I’d written a song called ‘American Dream’ which looked at our neighbours to the south through a Canadian perspective. It was fairly punked up, almost a companion piece to The Clash’s ‘I’m So Bored With The USA’. Somehow a high school teacher in Bonn, Germany found the song and emailed me to ask if she could use it as part of their studies on how American culture influenced the outside world. About two days before she contacted me, I’d become a daddy for the first time, so my world was completely upside down. I quickly emailed her back giving permission, but never found out too much more about the class. I did see a spike in sales of the song on the iTunes Europe store though, so I guess somebody liked it.
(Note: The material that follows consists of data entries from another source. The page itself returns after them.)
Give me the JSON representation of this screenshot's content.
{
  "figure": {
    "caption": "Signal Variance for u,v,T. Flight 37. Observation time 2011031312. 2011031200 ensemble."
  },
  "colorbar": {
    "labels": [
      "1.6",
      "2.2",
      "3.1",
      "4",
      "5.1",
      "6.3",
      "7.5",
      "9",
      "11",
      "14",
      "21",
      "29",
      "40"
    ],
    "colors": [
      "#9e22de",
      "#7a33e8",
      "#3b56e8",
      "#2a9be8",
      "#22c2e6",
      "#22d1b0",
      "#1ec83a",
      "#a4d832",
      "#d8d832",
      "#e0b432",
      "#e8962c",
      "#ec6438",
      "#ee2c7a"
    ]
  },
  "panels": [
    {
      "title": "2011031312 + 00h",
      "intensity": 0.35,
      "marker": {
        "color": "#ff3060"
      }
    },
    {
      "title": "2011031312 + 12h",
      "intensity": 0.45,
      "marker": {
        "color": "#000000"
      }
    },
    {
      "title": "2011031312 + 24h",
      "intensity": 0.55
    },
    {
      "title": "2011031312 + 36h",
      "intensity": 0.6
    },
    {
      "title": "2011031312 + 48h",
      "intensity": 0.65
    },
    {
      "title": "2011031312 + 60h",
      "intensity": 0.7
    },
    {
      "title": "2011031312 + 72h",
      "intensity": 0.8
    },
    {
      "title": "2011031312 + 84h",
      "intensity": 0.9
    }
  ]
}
You produce your own music. Has this always been the case? How did you get into production?

It’s almost always been the case, yeah. I only got into production incrementally by default, first by recording little projects at home by myself on one of those old cassette 4-track machines, and then dubbing off a few copies for friends. Then going to a small studio in a friend’s living room with slightly better gear, and having 300 copies of that manufactured. And then a bigger studio, and more copies manufactured. Now I’m back to recording at home and not manufacturing anything, all of the releases are digital downloads only, so I’ve come full circle. I’ve worked with a couple of producers, but the results were mixed (no pun intended), so I tend to do it all myself, albeit with an occasional bit of inspiration from books or documentaries about famous recordings or studios that I stumble across.

Are all of the instruments live, or do you program some of them?

It’s a bit of both. Guitars, bass, harmonica and a lot of percussion things are live. The drum tracks are built up from scratch in the computer, partly because when it comes to playing drums, I’m mediocre, and mostly because I’m in an apartment. The keyboards are half-and-half, I play along with the bed tracks, but have to do a lot of editing because I’m pretty “meh” at playing keys too. Remember, I was a guitar toting singer-songwriter for years, that’s my excuse!

Do you have a particular approach to production?

I sort of went into the first Cameronoise album blindfolded and stumbling, but I’m starting to develop a bit of a production line mentality. I’m my own Berry Gordy! I try to put something a bit unique onto each song, like a trumpet riff or a weird jangly guitar in the background, so each song has some little sonic fingerprint to set it apart from the others on the album. I’m so amazed at what George Martin was able to accomplish with just four tracks that I kinda treat my software as if it has similar limitations built in, and I’m not allowed to fill a hundred tracks just because I can.

What’ on the horizon?

I’ve already started recording tracks for the next album, which I hope will be ready for release this July. So far I’m sticking with my plan to release a six song mini-album every six months. I sort of think of it as if I’m releasing side one in January, and side two in July.

Thanks for taking the time to talk to me!

Thank you, Marc! I’m really glad we got a chance to do this.